In Prometheus, the claims are to "methods for calibrating the proper dosage of thiopurine drugs," where the method is to administer the drug, determine the level of the drug in the subject, and compare the levels to predetermined values and then adjust accordingly.
The claims in Biogen are methods directed to a "correlation between vaccination schedules and the incidence of immune mediated disorders." Specifically, the methods involve: "1) immunization of a treatment group; and 2) a comparison of the incidence of chronic immune mediated disorders in the treatment group relative to a control group."

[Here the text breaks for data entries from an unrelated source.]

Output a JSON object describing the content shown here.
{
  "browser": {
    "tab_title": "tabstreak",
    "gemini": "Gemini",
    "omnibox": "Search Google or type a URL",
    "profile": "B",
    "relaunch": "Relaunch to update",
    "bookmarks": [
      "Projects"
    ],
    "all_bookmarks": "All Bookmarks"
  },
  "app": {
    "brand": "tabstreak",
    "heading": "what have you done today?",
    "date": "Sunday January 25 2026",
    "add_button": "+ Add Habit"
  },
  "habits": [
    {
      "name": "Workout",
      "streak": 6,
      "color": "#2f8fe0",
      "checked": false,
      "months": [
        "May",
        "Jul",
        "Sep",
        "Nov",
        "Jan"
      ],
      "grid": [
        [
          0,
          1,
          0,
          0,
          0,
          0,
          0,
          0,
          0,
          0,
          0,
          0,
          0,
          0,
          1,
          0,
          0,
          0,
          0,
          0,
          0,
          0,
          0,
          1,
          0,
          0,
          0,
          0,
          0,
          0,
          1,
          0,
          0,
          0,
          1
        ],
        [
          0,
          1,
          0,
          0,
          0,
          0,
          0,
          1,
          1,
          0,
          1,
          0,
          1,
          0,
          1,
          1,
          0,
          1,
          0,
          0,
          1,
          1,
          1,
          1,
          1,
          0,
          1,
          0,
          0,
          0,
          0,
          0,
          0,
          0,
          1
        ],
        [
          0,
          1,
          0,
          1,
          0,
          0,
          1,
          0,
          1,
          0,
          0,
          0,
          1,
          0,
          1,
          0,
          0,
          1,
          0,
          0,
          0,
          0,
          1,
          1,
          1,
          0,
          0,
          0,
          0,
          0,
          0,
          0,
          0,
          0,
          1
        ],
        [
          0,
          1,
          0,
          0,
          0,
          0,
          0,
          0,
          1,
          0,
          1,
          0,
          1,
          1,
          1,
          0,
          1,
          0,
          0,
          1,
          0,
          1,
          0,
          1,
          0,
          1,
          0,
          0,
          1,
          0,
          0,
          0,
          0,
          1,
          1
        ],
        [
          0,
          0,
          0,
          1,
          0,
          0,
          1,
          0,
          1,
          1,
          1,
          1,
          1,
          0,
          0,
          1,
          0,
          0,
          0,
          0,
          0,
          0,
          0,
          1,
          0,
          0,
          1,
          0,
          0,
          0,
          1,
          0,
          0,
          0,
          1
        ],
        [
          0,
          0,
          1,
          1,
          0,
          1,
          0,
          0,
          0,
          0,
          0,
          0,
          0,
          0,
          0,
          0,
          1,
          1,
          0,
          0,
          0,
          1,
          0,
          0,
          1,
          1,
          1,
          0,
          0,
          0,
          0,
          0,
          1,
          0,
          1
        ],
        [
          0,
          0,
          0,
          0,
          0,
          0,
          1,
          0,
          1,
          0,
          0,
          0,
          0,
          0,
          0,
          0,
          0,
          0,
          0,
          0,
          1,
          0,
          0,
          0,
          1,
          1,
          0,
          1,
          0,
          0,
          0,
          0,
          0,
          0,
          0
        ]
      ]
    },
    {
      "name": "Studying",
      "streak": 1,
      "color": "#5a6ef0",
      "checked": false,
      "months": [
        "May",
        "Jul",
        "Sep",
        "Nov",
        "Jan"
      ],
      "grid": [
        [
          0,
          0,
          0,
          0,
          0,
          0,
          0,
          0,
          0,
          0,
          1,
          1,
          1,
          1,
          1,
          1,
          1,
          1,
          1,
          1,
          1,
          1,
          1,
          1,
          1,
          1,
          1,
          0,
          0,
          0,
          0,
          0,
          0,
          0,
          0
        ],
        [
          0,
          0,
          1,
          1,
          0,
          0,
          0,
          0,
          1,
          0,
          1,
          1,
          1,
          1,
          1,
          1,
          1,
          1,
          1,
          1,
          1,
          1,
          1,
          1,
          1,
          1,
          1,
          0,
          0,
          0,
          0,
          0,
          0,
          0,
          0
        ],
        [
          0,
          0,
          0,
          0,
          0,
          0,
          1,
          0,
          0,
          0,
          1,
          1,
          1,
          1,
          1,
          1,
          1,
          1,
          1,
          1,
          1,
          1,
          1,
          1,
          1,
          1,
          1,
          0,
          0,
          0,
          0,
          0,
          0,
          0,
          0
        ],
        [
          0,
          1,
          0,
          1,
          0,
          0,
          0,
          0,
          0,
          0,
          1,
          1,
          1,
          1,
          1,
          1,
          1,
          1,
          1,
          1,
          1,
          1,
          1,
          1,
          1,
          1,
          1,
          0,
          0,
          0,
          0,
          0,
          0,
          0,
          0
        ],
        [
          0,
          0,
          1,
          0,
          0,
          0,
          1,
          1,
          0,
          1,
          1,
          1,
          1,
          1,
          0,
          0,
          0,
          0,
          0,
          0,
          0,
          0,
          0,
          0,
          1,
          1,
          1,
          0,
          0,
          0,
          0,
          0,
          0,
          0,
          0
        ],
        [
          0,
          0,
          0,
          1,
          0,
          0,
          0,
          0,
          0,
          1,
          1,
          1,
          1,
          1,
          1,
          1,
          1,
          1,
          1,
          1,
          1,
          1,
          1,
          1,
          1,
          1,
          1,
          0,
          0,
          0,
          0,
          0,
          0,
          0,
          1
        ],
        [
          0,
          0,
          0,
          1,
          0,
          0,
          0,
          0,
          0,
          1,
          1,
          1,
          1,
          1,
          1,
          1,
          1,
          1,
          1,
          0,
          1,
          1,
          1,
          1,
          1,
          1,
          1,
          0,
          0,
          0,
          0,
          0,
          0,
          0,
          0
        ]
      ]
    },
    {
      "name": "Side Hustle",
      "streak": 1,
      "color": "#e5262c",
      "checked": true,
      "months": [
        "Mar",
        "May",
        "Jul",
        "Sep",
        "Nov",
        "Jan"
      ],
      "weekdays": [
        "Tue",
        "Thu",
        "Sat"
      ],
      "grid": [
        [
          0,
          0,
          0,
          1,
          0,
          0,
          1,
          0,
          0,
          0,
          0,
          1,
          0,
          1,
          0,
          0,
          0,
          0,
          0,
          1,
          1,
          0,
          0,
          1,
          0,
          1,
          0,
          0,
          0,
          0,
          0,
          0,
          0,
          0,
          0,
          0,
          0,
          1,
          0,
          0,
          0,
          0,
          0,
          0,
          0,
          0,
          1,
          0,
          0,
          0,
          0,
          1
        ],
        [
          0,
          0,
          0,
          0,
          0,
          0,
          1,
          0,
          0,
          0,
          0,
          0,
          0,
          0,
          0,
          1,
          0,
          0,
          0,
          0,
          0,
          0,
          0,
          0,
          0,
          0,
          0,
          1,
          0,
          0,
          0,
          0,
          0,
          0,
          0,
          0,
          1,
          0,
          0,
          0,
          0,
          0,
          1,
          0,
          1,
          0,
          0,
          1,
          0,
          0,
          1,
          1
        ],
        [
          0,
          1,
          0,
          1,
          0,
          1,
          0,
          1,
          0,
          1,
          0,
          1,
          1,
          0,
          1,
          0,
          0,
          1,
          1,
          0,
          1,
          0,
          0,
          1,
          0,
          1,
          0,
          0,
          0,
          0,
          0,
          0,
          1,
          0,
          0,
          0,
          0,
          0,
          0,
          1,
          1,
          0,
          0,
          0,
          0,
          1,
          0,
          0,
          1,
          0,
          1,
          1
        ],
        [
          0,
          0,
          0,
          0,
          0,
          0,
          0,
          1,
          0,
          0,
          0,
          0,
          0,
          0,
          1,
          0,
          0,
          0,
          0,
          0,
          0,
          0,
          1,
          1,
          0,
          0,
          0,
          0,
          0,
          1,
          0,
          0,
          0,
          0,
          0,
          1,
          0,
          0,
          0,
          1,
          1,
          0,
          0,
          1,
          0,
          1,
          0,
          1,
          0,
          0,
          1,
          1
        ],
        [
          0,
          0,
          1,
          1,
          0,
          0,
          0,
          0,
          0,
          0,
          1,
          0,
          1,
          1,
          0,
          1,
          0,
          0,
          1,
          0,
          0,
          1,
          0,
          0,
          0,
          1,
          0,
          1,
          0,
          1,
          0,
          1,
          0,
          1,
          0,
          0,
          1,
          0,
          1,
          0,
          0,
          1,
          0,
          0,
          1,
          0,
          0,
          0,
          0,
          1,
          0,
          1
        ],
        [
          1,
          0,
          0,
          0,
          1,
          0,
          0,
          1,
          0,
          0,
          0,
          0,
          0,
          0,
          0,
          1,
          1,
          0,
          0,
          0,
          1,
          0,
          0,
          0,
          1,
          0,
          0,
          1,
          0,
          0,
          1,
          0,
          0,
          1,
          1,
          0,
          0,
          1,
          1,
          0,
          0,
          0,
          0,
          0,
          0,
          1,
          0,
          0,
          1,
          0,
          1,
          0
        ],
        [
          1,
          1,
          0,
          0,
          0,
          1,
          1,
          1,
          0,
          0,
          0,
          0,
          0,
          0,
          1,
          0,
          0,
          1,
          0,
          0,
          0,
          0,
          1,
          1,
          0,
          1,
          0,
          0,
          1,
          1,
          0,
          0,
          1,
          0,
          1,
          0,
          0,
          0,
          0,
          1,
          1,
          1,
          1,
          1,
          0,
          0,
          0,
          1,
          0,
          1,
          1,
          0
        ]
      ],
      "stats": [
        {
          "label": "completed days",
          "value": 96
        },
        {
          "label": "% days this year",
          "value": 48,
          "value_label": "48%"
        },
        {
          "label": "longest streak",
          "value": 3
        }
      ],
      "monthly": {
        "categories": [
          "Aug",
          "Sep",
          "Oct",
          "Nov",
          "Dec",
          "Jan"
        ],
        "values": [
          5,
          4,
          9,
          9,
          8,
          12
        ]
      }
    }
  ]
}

Looking to Earlier Decisions for Guidance
How the Federal Circuit will decide these cases is unclear because of the lack of guidance provided by the Supreme Court in Bilski. Guidance may come from earlier Supreme Court decisions such as
Diamond v. Diehr and Parker v. Flook.
In Flook, the Supreme Court held a catalytic conversion process consisting of "an initial step which merely measures the present value of the process variable (e.g., the temperature); an intermediate step which uses an algorithm to calculate an updated alarm-limit value; and a final step in which the actual alarm limit is adjusted to the updated value" is not patentable.

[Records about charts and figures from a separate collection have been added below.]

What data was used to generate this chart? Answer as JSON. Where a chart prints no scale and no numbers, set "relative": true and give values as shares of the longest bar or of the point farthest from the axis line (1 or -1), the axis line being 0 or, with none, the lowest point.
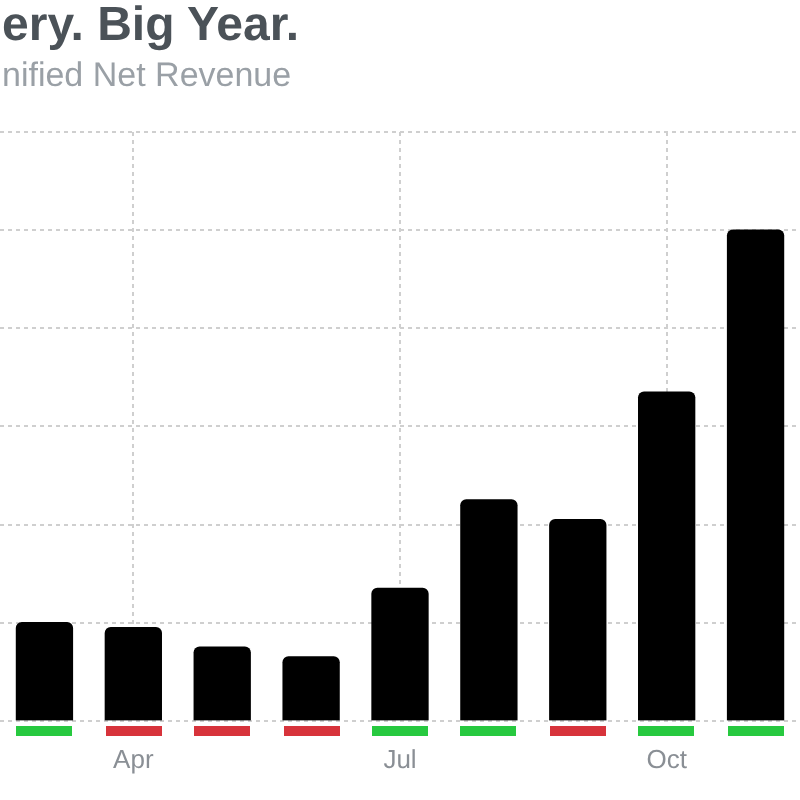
{
  "chart_data": {
    "type": "bar",
    "title": "ery. Big Year.",
    "subtitle": "nified Net Revenue",
    "categories": [
      null,
      "Apr",
      null,
      null,
      "Jul",
      null,
      null,
      "Oct",
      null
    ],
    "values": [
      0.2,
      0.19,
      0.15,
      0.13,
      0.27,
      0.45,
      0.41,
      0.67,
      1
    ],
    "color": "#000000",
    "relative": true,
    "grid": true
  }
}
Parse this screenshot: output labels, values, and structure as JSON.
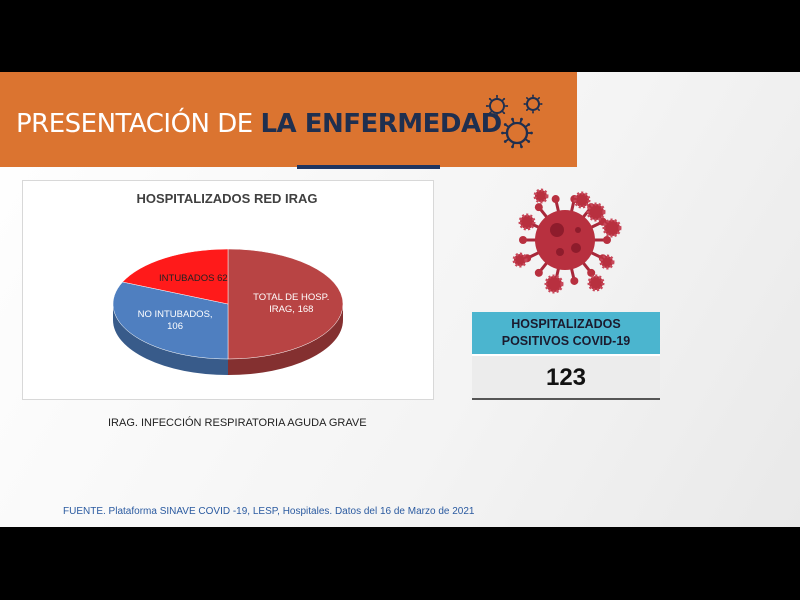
{
  "header": {
    "title_light": "PRESENTACIÓN DE",
    "title_bold": "LA ENFERMEDAD"
  },
  "chart_data": {
    "type": "pie",
    "title": "HOSPITALIZADOS RED IRAG",
    "categories": [
      "TOTAL DE HOSP. IRAG,",
      "NO INTUBADOS,",
      "INTUBADOS"
    ],
    "values": [
      168,
      106,
      62
    ],
    "colors": [
      "#b84444",
      "#4f7fc0",
      "#ff1a1a"
    ]
  },
  "note": "IRAG. INFECCIÓN RESPIRATORIA AGUDA GRAVE",
  "stat_box": {
    "title_lines": [
      "HOSPITALIZADOS",
      "POSITIVOS COVID-19"
    ],
    "value": 123
  },
  "footer": {
    "source": "FUENTE. Plataforma SINAVE COVID -19, LESP, Hospitales. Datos del 16 de Marzo de 2021"
  }
}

In contrast, Diehr held that a process for molding raw, uncured synthetic rubber into cured precision products by constantly measuring the actual temperature inside the mold and repeatedly recalculating the cure time was eligible for patent protection. The Supreme Court in
Diehr stated:
[A] new mineral discovered in the earth or a new plant found in the wild is not patentable subject matter. Likewise, Einstein could not patent his celebrated law that E=mc2; nor could Newton have patented the law of gravity. Such discoveries are 'manifestations of . . . nature, free to all men and reserved exclusively to none.'
There are also some indications of how the Federal Circuit will be thinking when it deals with these two cases. For example, when it first dealt with
Prometheus, the Federal Circuit stated:
"[t]he transformation is of the human body following administration of a drug and the various chemical and physical changes of the drug's metabolites that enable their concentrations to be determined."
Moreover, the Federal Circuit established a bright-line rule that claims to methods of treatment "are always transformative when a defined group of drugs is administered to ameliorate the effects of an undesired condition."
Since the Federal Circuit's decision in Bilski, there has been considerable concern that it would cut a wide swath of unpatentability for patents in the biotechnology and pharmaceutical industries, particularly patents claiming diagnostics. While the Supreme Court's decision in Bilski reversed that limited approach, it is unclear how the Federal Circuit will apply the Supreme Court's standards. How the Federal Circuit applies the Bilski decision to
Prometheus and Biogen will certainly be of great interest to the biotech and pharma industries.